In a recent publication in Bird Conservation International (Galligan et al. Bird Conservation International doi:10.1017/S0959270919000169), presented the data of decrease in sales of diclofenac in veterinary pharmacies; an increase in sales in meloxicam (the vulture-safe alternative to diclofenac); and an increase in Critically Endangered White-rumped and Slender-billed Vultures population in Nepal. It is the result of integrated approach of vulture recovery programme; which involves advocacy, education, monitoring, research, supplementary feeding and site protection to help implement Nepal’s Vulture Conservation Action Plan. Not long after the catastrophic declines in vulture populations began in Nepal, Bird Conservation Nepal began monitoring vulture species throughout Nepal. “We use the country’s major roads as a series of transects on which we count vultures” Krishna Bhusal, Vulture Conservation Program Officer said. We analysed 14 years of data in this paper. We showed population declines between 2002 and 2012/13 followed by partial recoveries between 2012/13 and 2018. The partial recovery was better than expected if it was due to reproduction alone, suggesting that the populations are being bolstered by immigration as well.
Graph: Annual index values for populations of White-rumped Vulture (WRV: filled circles) and Slender-billed Vulture (SBV: open circles) Vultures in Nepal for 2002–2018, relative to 2002. Vertical lines for the WRV points are 95% confidence intervals from the quasi-Poisson model. Curves show results from the fitted piecewise log-linear regression models for WRV (solid line) and SBV (dashed line). Crosses in the upper part of the diagram show the estimated breakpoints and their 95% confidence intervals.

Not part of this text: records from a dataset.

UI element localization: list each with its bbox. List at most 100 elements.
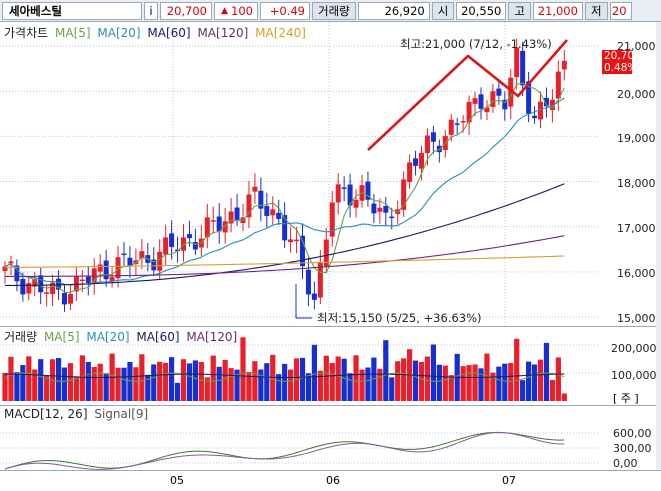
candle-body (103, 260, 109, 280)
candle-body (335, 184, 341, 203)
candle-body (383, 206, 389, 213)
volume-bar (270, 354, 276, 401)
legend-vol-ma120[interactable]: MA[120] (186, 330, 238, 344)
candle-body (466, 101, 472, 123)
current-price: 20,700 (160, 1, 212, 20)
volume-bar (258, 369, 264, 401)
volume-bar (204, 377, 210, 401)
candle-body (32, 279, 38, 287)
volume-bar (85, 361, 91, 401)
candle-body (288, 239, 294, 243)
info-icon[interactable]: i (144, 1, 158, 20)
candle-body (341, 187, 347, 189)
legend-ma120[interactable]: MA[120] (197, 26, 249, 40)
volume-bar (222, 359, 228, 401)
legend-ma240[interactable]: MA[240] (255, 26, 306, 40)
price-change: ▲ 100 (214, 1, 258, 20)
candle-body (311, 293, 317, 300)
candle-body (365, 181, 371, 200)
price-tick-15000: 15,000 (617, 312, 656, 325)
volume-bar (163, 362, 169, 401)
volume-bar (383, 340, 389, 401)
volume-bar (276, 374, 282, 401)
volume-bar (561, 393, 567, 401)
candle-body (377, 207, 383, 212)
legend-vol-ma5[interactable]: MA[5] (43, 330, 80, 344)
volume-bar (14, 372, 20, 401)
candle-body (246, 194, 252, 218)
volume-bar (555, 357, 561, 401)
volume-bar (186, 363, 193, 401)
candle-body (407, 162, 413, 182)
ticker-bar: 세아베스틸 i 20,700 ▲ 100 +0.49 거래량 26,920 시 2… (0, 0, 661, 22)
low-value: 20 (609, 1, 632, 20)
volume-tick-200000: 200,000 (611, 342, 657, 355)
signal-line (4, 431, 565, 470)
volume-bar (329, 362, 335, 401)
volume-bar (8, 356, 14, 401)
ma120-line (5, 235, 565, 277)
candle-body (323, 239, 329, 267)
volume-bar (115, 367, 121, 401)
volume-bar (61, 367, 68, 401)
candle-body (157, 251, 163, 271)
volume-label: 거래량 (312, 1, 356, 20)
candle-body (496, 88, 502, 96)
volume-bar (508, 363, 514, 401)
panel-divider[interactable] (0, 326, 661, 327)
volume-bar (395, 361, 401, 401)
price-chart[interactable]: 최고:21,000 (7/12, -1.43%) 최저:15,150 (5/25,… (0, 22, 600, 326)
candle-body (127, 257, 133, 266)
candle-body (151, 259, 157, 271)
candle-body (26, 283, 32, 294)
x-tick-07: 07 (502, 474, 516, 487)
right-scrollbar[interactable] (656, 22, 661, 470)
price-tick-17000: 17,000 (617, 222, 656, 235)
candle-body (50, 282, 56, 295)
volume-bar (264, 363, 270, 401)
volume-bar (389, 377, 395, 401)
candle-body (181, 237, 186, 251)
legend-vol-ma60[interactable]: MA[60] (136, 330, 180, 344)
candle-body (56, 278, 62, 290)
legend-signal[interactable]: Signal[9] (94, 407, 149, 421)
macd-tick-0: 0,00 (613, 457, 638, 470)
ma240-line (5, 255, 565, 268)
legend-macd[interactable]: MACD[12, 26] (4, 407, 88, 421)
volume-bar (359, 369, 365, 401)
volume-bar (430, 344, 436, 401)
volume-bar (32, 369, 38, 401)
panel-divider[interactable] (0, 405, 661, 406)
candle-body (424, 135, 430, 154)
last-price-badge: 20,700 0.48% (602, 50, 641, 74)
low-label: 저 (584, 1, 608, 20)
vol-ma60-line (4, 373, 565, 378)
volume-bar (151, 364, 157, 401)
candle-body (2, 266, 8, 271)
candle-body (460, 121, 466, 123)
legend-ma20[interactable]: MA[20] (97, 26, 141, 40)
volume-chart[interactable] (0, 327, 600, 405)
x-tick-05: 05 (170, 474, 184, 487)
ma20-line (4, 97, 565, 286)
volume-bar (341, 358, 347, 401)
candle-body (300, 235, 305, 267)
legend-ma5[interactable]: MA[5] (55, 26, 91, 40)
candle-body (347, 184, 353, 206)
low-note: 최저:15,150 (5/25, +36.63%) (317, 311, 482, 325)
volume-bar (531, 364, 538, 401)
volume-bar (91, 367, 97, 401)
candle-body (353, 199, 359, 208)
legend-ma60[interactable]: MA[60] (147, 26, 191, 40)
candle-body (514, 47, 520, 78)
candle-body (538, 101, 543, 120)
candle-body (121, 253, 127, 256)
candle-body (175, 249, 181, 252)
legend-vol-ma20[interactable]: MA[20] (86, 330, 130, 344)
high-note: 최고:21,000 (7/12, -1.43%) (400, 37, 552, 51)
macd-chart[interactable] (0, 406, 600, 470)
candle-body (115, 257, 121, 279)
stock-name-field[interactable]: 세아베스틸 (2, 1, 142, 20)
candle-body (484, 107, 490, 113)
macd-legend: MACD[12, 26] Signal[9] (4, 407, 151, 421)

In Nepal, the diclofenac ban was followed by gradual but very effective implementation of a Vulture Safe Zone (VSZ) programme to advocate vulture conservation, raise awareness about the threat to vultures from veterinary diclofenac, and provide vultures with NSAID-free food at vulture restaurants. This programme encouraged the veterinary use in livestock of a vulture-safe alternative drug (meloxicam).
From 2012 onwards, Nepali veterinarians and livestock owners had stopped using diclofenac and were more often using meloxicam instead; and, as a result, Nepal’s vultures were no longer dying, and their numbers were being supplemented with survivors from other countries. These are super encouraging findings.
Ishana Thapa, Chief Executive Officer said “This news of recovery makes all our work over the years with local communities worthwhile, and shows how, once people and vets understand the threat that diclofenac poses, they are willing to use the safe alternatives like meloxicam.
Professor Rhys Green, a co-author of the paper and SAVE Chairman, points out “The Vulture Safe Zone advocacy programme was pioneered by conservationists in Nepal and reflects great credit on them. Also important has been monitoring by regular road transect surveys of the vultures and undercover surveys of drugs on offer in veterinary pharmacies. This monitoring has now been used to measure the programme’s effectiveness. The results show that, by combining government regulation with education, advocacy and monitoring, we can help these species to turn the corner from decline to recovery. This should provide great encouragement to those pursuing efforts of this kind in other countries across South Asia where toxic NSAIDs are recognised as the main factor suppressing vulture populations”.